Juan Domingo está dedicado a estudiar Economía, su rutina es la de un común estudiante universitario, su papá siempre le ha recalcado que tradicionalmente su familia es reconocida por los buenos economistas que han llevado su apellido. Yonaiker estudia Administración su vida universitaria es poca, le toca trabajar de día y estudiar en la noche, su mamá es madre soltera y lo ha criado sola, siempre le ha dicho que es importante que estudie para que el día de mañana pueda salir del barrio.
Algo que Yonaiker no entiende es el por qué la mayoría de los amigos de Juan Domingo tienen como hobby burlarse de los nombres que tienen las personas en las zonas populares, el decirse Yubirisnay en tono de burla es común en los amigos de Juan Domingo, pero la verdad es que ese es el nombre de una prima de Yonaiker, a él no se le hace tan gracioso el chiste. Para Juan Domingo, Yonaiker es un nombre compuesto un poco niche; para Yonaiker, Juan Domingo es un nombre muy común que es como para abuelitos.
Juan Domingo sino conoce de quien se está hablando en alguna conversación, solo pregunta ¿De qué Colegio se graduó, que promoción es? Y así logra dar con la persona o por lo menos con algún familiar de esa persona, para Yonaiker esto es súper extraño, él se graduó de un liceo donde habían 9 secciones de Ciencias, 5 de humanidades, 4 de Contabilidad y 1 de Secretariado, cada una con 40 alumnos, es impensable conocer a todo el liceo, y menos conocer a personas de liceos aledaños, sin embargo el Colegio de Juan Domingo con menos alumnos era mucho más grande que el liceo de Yonaiker, algo que este último no logra entender.
En una misma Venezuela existen 2 estilos de vida totalmente distintos, lo que determino el destino de Juan Domingo y de Yonaiker fue el lugar donde nacieron, uno nació en Cerro Verde y el otro en Petare. La madre de Juan Domingo le coloco este nombre porque le gustaba y además era digno de todo un caballero, la madre de Yonaiker antes de parir se cercioro de que nadie tuviese en la barriada el mismo nombre de su hijo, porque al fin y al cabo su hijo era único.
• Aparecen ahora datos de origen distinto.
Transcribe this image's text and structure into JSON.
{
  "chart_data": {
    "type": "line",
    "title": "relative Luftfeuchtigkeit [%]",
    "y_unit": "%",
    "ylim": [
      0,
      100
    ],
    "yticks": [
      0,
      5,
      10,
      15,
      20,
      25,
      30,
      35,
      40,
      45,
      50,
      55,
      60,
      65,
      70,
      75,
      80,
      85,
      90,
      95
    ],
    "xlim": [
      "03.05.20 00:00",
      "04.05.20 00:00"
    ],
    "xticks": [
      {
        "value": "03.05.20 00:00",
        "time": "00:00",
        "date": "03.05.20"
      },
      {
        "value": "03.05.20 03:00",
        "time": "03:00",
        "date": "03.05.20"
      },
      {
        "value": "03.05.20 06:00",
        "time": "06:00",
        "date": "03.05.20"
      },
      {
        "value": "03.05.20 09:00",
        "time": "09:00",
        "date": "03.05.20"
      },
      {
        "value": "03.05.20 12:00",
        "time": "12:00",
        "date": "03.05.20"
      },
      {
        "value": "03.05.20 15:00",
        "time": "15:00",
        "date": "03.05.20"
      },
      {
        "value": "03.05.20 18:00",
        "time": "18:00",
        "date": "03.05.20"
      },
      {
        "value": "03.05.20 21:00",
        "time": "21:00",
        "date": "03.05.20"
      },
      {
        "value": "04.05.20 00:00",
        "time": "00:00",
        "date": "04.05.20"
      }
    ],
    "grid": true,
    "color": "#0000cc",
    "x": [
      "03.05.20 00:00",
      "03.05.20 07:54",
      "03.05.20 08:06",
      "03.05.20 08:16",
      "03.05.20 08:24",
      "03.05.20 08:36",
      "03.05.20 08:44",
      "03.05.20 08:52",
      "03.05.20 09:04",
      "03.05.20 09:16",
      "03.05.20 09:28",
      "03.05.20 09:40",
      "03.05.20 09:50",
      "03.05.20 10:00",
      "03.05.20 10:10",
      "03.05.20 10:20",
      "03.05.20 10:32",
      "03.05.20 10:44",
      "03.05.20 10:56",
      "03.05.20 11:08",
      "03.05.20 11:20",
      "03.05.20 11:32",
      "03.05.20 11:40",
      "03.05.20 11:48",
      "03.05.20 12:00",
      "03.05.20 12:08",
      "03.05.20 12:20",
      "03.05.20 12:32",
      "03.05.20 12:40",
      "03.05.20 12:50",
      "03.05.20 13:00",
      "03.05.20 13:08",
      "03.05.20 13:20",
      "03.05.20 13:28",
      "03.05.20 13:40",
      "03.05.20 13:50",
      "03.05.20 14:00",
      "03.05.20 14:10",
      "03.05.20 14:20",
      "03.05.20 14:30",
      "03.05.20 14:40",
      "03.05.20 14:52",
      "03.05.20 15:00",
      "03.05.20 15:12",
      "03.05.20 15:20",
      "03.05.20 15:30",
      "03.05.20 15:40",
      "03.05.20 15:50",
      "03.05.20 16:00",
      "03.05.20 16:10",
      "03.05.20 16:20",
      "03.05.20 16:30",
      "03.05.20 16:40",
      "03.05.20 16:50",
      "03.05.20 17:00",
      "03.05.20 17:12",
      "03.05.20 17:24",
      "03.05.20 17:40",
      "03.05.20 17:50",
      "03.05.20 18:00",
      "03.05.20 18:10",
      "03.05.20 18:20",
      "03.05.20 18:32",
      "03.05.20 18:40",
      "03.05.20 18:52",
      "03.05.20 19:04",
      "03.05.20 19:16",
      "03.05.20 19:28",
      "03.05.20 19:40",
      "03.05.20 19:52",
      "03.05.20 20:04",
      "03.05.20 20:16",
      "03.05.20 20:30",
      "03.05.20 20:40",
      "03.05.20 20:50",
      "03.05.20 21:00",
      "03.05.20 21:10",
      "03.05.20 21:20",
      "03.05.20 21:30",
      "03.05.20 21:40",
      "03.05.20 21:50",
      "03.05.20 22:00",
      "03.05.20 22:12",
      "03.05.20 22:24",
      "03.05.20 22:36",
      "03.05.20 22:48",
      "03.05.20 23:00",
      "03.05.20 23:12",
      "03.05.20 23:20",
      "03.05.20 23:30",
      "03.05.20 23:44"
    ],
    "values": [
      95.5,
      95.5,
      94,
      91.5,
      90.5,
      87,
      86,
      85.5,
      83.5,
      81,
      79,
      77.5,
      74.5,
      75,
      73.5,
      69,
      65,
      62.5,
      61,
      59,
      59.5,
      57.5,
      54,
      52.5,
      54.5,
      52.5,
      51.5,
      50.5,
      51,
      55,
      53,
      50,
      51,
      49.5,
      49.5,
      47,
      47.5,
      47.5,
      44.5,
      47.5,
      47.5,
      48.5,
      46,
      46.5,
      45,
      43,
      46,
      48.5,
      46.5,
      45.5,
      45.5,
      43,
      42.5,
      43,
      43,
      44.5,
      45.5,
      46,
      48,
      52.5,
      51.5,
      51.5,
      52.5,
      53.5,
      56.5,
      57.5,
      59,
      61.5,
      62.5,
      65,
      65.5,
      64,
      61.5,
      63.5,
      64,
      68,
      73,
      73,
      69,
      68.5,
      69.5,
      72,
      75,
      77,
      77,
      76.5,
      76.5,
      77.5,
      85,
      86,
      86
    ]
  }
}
Para la familia de Juan Domingo fue algo relevante el momento en que decidieron en que Colegio iba a estudiar su pequeño, para la madre soltera de Yonaiker lo importante era que su hijo estudiara, más allá de en cual escuela fuese. Para Juan Domingo su apellido es motivo de orgullo y de representación, para Yonaiker es solo el preámbulo de la oración: “Mi papá no me presento, mi mamá es papá y mamá”.
El trabajo de reconciliación en Venezuela comienza por hacernos sensibles ante la realidad del otro. Es triste admitir que vivimos en un país donde nuestro origen social termina, en la mayoría de los casos, determinando nuestro futuro, dado la escasez de oportunidades que existe. Este gobierno que es el único que conozco al igual que el único que conocen Juan Domingo y Yonaiker dado sus 20 años de edad, en vez de encargarse de reducir la brecha de desigualdad entre ricos y pobres se ha valido de ella para fundamentar pilares de resentimiento y odio entre los venezolanos.
Como hijos de ese tricolor con 8 estrellas en su franja del medio, debemos luchar para que nuestro origen social no determine nuestro futuro, para que los tantos Juan Domingo y los miles de Yonaiker logren conocerse, entenderse, reconciliarse y ayudarse. En estos tiempos nuestra labor como estudiantes es la reconciliación social en nuestro país. ¡Es la hora de acercarnos, es la hora de Venezuela!